Value-based healthcare is a healthcare delivery model where healthcare providers are paid based on patient health outcomes instead of based on the volume of patients seen and services delivered. An additional component of payment is based on the complexity of the patient population for which each provider provides healthcare services. Cost/utilization is greatly impacted by a patient’s annual complexity account, but providers are only paid when the payers understand their patient’s true complexity. Risk adjustment and HCC coding is a major contributor to communicating the true complexity of a patient cohort.
Risk Adjustment and Hierarchical Condition Category (HCC) coding is a payment model mandated by CMS in 1997, originally created to estimate future costs for a patient. It was only implemented in 2004 and was designed to identify patients with serious or chronic illness and assign a risk factor score to the person based upon a combination of a patient’s health conditions and demographic details. As healthcare shifts towards more value-based payment models; HCC coding is becoming more prevalent of a topic.
To better understand HCC coding, lets first break down Risk Adjustment Factor. Risk Adjustment Factor or RAF uses a patient’s demographics and diagnosis to determine that patients risk score. This score measures how costly a patient is predicted to be for the current year. Within this payment model, patients in the same practice could have a different payment rate. The risk assessment data used is based off claims and medical records collected from doctors’ offices, in-patient hospital visits and outpatient clinics. A multitude of factors determine the amount of risk and work involved to maintain the health of a patient. A patients RAF score is heavily weighted on HCC’s.
So, what are HCC’s? Medicare uses HCCs to reimburse Medicare Advantage plans based on their current member’s health. HCCs are diseases or conditions organized into body systems or comparable disease processes that Medicare correlated with increased cost of care. Out of 72,616 ICD-10-CM codes CMS identified 9,700 diagnosis associated with higher-than-average costs and then assigned them into 86 disease categories. Each of the 86 categories is then placed into a hierarchy of risk. The specific HCC category to which a diagnosis is assigned determines its contribution to the RAF calculation.

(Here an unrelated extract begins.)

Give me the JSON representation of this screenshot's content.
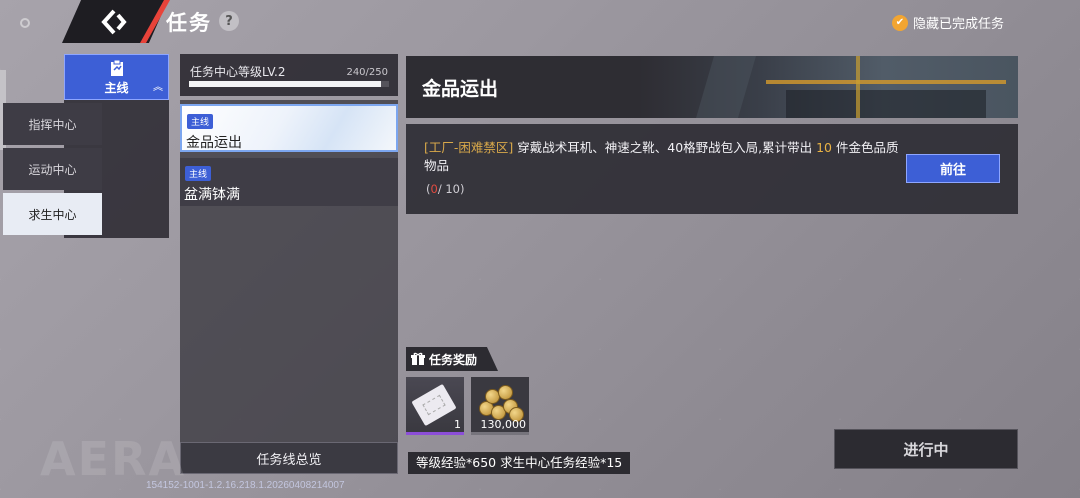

The top HCC categories include:
Specificity is key when it comes to HCC coding and documentation. A provider must report on each patient’s risk adjustment diagnosis and it must be based on clinical documentation from a face-to-face encounter. For HCC coding to be successful, the doctor can accomplish documentation standards by using MEAT. MEAT is an acronym used in HCC coding to ensure the most accurate information is being documented for a patient:
M-Monitor signs and symptoms (disease process)
E-Evaluate (test results, meds, patient response to treatment)
A-Assess (ordering tests, patient education, review records, counseling patient and family)
T-Treat (meds, therapies, procedure, modality)
A lot of the work for HCC falls to the coders, to ensure that each patient’s medical record is coded accurately and that there is the supporting documentation regarding the status of the condition. As a certified professional coder, who received certification right at the transition point from ICD-9 to ICD-10, the goal has always been to code to the highest level of specificity. It’s essential to the success of the Risk Adjustment program. While most doctors document reasonably well for medical care, many are unaware of the details needed for accurate code selection for billing, reimbursement, and quality measure purposes. Since most of the burden in documenting for RAF scores is up to the provider, implementing programs within your practice or health care organization such as a Clinical Documentation Improvement (CDI) Program can help bridge that gap between provider and HCC coding.
A single patient example helps to convey how critical it is to ensure accurate coding for patients. A female with a weight of 240 lbs. resulting in a BMI of 44 is diagnosed with obesity using ICD-10 code E66.9. This unspecific obesity diagnosis code for this patient has no HCC relevance, which means the patient’s RAF score remains at .000 and payers are unaware of the risk this patient’s weight has on her health and potential cost of care. The more precise and accurate coding of morbid obesity using the E66.01 Dx code would result in a RAF score of .368 for that patient. Figure 1 demonstrates the financial result of more accurate coding for this (normally $800 per member per month costing) patient based only on the addition of a more precise diagnosis coding.
So again, why is HCC coding so important? HCC coding helps communicate patient complexity and paint a picture of the whole patient. In addition, it helps predict healthcare cost utilization. The financial impact of optimizing HCC coding is significant as it directly impacts the money received by a healthcare organization from the largest single payer in healthcare, CMS. Mid-size organizations have been known to lose millions of dollars because of low HCC confirmation rates. Correctly coding HCCs predicts the future financial resources for patients and ensures appropriate reimbursement for physicians…which is always good for your revenue cycle performance. HCC coding is kind of a big deal.